Greece looks to heavens for security

The government is considering launching a network of 12 lightweight satellites into orbit primarily to monitor Greece's borders for illegal immigration and construction, a source said yesterday. The government source said a scientific study has been submitted to the Security Research Center (KEMEA), which belongs to the Public Order Ministry, on the proposed satellite network. The ministry is leaning toward adopting the plan and is currently weighing other aspects of the project, including related costs and development issues, the source added. The network of satellites would revolve between 400 to 800 kilometers above the earth - much lower than other satellites, which usually orbit at about 36,000 kilometers. The satellites will be neither expensive nor bulky; they will weigh about 50 kilograms or slightly more, depending on the satellite's program, the source said.
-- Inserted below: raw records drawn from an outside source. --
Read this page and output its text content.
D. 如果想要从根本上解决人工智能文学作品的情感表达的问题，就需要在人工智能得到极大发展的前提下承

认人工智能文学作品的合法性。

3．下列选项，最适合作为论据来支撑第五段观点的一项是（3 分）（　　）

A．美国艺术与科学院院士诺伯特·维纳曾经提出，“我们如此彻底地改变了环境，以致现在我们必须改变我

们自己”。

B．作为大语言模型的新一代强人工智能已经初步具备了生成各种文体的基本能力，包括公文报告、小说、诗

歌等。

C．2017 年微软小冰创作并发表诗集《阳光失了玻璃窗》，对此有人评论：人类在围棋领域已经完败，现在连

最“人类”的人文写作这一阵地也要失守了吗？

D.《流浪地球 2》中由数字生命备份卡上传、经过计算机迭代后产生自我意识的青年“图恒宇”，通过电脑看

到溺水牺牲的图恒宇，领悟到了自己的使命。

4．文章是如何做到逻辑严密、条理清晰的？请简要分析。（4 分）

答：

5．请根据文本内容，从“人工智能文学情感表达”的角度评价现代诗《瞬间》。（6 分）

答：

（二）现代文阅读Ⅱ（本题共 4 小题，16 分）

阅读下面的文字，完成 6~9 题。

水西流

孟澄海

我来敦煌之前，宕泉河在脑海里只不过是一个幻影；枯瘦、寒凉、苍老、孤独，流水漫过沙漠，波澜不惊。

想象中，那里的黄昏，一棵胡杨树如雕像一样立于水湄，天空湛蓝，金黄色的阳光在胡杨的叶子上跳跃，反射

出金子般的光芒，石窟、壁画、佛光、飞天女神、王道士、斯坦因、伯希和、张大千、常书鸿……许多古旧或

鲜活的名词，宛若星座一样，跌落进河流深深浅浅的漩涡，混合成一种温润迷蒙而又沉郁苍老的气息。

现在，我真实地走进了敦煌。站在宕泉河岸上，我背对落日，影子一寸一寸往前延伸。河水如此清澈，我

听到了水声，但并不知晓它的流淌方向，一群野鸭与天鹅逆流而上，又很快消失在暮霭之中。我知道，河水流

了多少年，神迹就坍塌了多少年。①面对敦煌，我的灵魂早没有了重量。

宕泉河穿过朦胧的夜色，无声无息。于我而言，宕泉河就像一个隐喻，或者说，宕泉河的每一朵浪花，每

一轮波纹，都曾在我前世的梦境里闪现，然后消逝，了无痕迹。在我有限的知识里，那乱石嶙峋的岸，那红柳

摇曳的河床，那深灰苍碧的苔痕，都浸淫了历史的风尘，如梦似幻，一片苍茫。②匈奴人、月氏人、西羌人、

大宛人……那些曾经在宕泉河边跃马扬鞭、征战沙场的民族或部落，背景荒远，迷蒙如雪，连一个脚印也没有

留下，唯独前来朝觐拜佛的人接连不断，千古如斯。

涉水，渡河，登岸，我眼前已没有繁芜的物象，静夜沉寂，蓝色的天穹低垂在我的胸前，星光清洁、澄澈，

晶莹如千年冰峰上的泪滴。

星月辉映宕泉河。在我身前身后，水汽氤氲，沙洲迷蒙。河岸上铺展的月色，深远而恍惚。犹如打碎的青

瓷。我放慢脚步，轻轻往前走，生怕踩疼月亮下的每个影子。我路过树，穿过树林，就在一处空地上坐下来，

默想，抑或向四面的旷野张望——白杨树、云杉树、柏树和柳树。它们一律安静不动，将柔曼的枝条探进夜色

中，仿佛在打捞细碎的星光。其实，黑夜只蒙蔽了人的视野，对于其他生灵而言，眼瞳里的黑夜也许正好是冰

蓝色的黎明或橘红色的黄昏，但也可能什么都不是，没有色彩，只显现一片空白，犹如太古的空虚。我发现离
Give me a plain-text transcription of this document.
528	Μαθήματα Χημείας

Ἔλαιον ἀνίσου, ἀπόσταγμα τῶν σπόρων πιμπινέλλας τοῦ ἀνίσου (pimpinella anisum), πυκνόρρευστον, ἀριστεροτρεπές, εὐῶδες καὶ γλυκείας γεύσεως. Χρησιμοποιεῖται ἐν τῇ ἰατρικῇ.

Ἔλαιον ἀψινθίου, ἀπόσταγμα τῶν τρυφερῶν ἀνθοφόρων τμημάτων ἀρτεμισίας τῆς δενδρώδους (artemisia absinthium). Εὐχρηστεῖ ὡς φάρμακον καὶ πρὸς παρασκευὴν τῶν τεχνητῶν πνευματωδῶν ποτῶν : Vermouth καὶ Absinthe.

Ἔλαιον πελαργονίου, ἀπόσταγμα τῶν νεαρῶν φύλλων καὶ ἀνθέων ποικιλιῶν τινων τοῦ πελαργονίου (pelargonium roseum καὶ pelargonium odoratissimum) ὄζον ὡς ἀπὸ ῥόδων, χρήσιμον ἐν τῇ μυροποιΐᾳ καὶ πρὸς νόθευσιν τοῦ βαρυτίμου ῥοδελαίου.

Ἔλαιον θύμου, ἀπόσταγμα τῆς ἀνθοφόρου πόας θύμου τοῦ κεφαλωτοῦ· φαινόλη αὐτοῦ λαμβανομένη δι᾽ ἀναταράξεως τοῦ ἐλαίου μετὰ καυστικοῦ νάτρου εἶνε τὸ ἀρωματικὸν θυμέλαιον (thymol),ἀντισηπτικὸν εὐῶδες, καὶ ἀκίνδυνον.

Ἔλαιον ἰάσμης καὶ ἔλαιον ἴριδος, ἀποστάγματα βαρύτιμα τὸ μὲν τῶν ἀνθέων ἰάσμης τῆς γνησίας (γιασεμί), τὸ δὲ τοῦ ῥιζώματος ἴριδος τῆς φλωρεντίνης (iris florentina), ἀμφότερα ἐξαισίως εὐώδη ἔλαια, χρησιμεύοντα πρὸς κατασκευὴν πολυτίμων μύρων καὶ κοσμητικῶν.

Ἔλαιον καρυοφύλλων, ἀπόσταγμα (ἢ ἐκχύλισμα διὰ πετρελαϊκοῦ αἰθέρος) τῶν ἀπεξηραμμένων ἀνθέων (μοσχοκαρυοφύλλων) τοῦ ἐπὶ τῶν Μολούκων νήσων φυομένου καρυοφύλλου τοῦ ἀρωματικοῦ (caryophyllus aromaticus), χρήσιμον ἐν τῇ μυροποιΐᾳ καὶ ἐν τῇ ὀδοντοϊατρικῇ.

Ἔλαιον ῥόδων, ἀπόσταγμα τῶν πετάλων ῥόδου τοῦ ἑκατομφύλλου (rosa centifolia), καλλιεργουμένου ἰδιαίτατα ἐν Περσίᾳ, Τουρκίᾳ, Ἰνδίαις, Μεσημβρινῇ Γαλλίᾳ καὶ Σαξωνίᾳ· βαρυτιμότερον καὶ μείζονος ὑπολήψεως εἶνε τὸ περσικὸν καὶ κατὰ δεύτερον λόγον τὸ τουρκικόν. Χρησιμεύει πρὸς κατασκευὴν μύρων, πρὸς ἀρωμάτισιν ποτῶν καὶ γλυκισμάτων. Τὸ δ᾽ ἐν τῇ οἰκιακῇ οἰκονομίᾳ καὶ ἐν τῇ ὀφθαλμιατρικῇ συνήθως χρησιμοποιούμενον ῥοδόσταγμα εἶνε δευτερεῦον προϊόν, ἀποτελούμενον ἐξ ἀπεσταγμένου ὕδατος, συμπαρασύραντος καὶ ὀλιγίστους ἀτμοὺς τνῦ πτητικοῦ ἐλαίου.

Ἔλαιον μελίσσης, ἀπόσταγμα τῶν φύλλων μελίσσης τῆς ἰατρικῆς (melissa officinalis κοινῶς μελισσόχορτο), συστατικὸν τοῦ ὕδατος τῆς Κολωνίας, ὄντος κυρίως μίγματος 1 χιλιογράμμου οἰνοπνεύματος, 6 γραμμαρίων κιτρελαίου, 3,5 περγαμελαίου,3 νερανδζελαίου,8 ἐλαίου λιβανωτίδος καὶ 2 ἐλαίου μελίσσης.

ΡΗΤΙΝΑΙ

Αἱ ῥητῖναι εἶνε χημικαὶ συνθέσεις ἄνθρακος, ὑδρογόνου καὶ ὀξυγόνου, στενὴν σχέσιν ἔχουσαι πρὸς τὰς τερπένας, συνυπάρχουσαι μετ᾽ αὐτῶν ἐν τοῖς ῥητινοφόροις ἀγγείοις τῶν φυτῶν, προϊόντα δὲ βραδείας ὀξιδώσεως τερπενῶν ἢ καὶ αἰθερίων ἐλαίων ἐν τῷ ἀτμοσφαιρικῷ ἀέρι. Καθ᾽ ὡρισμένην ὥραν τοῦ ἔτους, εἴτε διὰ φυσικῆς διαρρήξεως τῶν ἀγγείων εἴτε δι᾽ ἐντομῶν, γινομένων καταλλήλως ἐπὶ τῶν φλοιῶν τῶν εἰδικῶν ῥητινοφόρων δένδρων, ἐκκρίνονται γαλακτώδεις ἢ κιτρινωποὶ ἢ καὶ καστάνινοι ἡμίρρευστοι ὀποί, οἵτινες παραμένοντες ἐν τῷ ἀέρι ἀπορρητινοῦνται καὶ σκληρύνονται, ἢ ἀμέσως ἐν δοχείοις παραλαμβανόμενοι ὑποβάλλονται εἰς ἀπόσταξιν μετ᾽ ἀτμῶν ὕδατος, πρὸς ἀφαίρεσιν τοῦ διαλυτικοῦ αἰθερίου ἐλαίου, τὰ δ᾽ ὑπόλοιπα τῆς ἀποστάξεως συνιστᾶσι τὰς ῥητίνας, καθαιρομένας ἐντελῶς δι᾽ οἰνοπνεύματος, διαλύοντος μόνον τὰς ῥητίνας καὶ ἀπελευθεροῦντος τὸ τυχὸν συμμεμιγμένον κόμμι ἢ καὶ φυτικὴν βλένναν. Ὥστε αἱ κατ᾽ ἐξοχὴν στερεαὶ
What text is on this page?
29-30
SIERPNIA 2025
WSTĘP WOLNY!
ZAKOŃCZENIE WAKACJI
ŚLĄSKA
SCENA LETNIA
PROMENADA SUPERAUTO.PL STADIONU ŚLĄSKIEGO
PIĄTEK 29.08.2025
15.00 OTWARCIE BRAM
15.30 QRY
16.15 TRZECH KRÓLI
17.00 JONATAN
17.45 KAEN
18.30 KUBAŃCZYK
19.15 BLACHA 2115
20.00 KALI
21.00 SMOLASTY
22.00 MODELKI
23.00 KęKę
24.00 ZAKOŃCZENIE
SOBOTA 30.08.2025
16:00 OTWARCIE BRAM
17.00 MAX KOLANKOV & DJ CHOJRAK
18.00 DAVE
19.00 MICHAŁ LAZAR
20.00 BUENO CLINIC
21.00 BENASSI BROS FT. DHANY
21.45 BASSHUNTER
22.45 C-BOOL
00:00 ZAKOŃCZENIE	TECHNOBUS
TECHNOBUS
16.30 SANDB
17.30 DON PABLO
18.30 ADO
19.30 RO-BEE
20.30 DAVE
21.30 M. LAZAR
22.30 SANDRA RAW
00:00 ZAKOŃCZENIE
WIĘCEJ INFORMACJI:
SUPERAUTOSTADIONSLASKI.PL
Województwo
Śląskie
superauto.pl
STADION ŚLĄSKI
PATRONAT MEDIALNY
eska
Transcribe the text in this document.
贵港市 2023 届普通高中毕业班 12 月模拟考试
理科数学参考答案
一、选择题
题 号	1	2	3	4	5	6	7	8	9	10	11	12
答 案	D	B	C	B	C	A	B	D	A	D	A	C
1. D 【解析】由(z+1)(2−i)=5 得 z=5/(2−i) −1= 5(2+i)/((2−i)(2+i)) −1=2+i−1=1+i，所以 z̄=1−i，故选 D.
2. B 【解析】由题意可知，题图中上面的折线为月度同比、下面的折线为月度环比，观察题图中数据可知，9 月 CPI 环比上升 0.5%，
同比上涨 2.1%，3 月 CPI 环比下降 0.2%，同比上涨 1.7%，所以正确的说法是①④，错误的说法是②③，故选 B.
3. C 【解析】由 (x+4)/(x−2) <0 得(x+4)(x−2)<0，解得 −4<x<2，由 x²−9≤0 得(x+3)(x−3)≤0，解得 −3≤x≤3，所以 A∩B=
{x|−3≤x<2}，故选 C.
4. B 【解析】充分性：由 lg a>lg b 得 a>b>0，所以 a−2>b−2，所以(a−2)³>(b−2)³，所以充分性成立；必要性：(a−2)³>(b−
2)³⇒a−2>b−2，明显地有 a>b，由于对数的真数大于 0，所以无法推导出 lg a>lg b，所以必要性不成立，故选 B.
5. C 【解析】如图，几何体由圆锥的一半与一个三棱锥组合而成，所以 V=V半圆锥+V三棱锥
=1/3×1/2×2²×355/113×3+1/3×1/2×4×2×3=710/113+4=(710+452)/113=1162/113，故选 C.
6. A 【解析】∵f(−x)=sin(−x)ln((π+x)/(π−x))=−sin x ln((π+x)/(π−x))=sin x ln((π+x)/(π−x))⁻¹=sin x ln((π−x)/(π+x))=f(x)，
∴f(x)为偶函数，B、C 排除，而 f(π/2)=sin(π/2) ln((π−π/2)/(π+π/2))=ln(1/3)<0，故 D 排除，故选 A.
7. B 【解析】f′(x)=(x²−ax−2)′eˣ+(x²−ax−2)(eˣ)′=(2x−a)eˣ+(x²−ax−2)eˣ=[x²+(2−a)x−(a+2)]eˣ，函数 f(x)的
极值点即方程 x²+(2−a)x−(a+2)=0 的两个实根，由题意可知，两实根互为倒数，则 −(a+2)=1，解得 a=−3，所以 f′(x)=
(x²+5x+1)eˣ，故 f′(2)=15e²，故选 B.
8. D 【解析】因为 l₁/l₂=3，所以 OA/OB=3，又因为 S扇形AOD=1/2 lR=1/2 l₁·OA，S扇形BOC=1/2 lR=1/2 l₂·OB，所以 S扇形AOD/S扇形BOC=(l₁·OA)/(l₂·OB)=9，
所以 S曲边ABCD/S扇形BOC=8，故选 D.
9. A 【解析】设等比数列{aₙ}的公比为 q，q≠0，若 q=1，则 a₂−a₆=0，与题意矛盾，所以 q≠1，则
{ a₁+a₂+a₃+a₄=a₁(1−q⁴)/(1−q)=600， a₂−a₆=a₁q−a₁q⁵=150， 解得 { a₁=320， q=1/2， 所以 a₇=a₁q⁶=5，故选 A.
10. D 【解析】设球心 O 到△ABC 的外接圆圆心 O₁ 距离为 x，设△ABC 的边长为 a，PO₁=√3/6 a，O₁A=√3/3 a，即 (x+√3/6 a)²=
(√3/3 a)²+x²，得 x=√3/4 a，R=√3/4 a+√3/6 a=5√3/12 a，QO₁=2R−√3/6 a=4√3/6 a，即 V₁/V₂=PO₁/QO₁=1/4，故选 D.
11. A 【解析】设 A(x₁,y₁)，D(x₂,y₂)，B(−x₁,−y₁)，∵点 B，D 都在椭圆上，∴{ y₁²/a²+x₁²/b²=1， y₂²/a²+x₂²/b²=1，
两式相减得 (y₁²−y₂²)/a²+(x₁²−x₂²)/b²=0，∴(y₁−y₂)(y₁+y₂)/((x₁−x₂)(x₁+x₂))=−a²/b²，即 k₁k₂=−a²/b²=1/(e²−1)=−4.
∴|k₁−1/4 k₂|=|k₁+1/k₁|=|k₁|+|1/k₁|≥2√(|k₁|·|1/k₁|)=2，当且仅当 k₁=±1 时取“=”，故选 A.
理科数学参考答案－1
One of the network's main duties will be to monitor the country's borders for illegal immigrants. Another would be to help determine where the country's oil wealth lies. Each year, Greece catches thousands of immigrants trying to sneak into the country as a means of moving on to other parts of Western Europe. The migrants, who hail from countries such as as Iraq, often fall victim to people smugglers and enter the country under dangerous conditions. The satellites will also be able to spot illegal buildings that have gone up without the necessary state permits. Illegally constructed homes are a regular feature of the local real estate market and have been blamed for spurring arsonists to burn forested areas near cities each summer. Critics say the government is aware of the problems associated with illegal construction, but lacks the political will to get rid of the illicit industry. The cost of the project was not disclosed by the source, but officials say the European Union could help fund it. The government could award most of the project's construction to local companies such as Hellenic Aerospace Industry (EAB).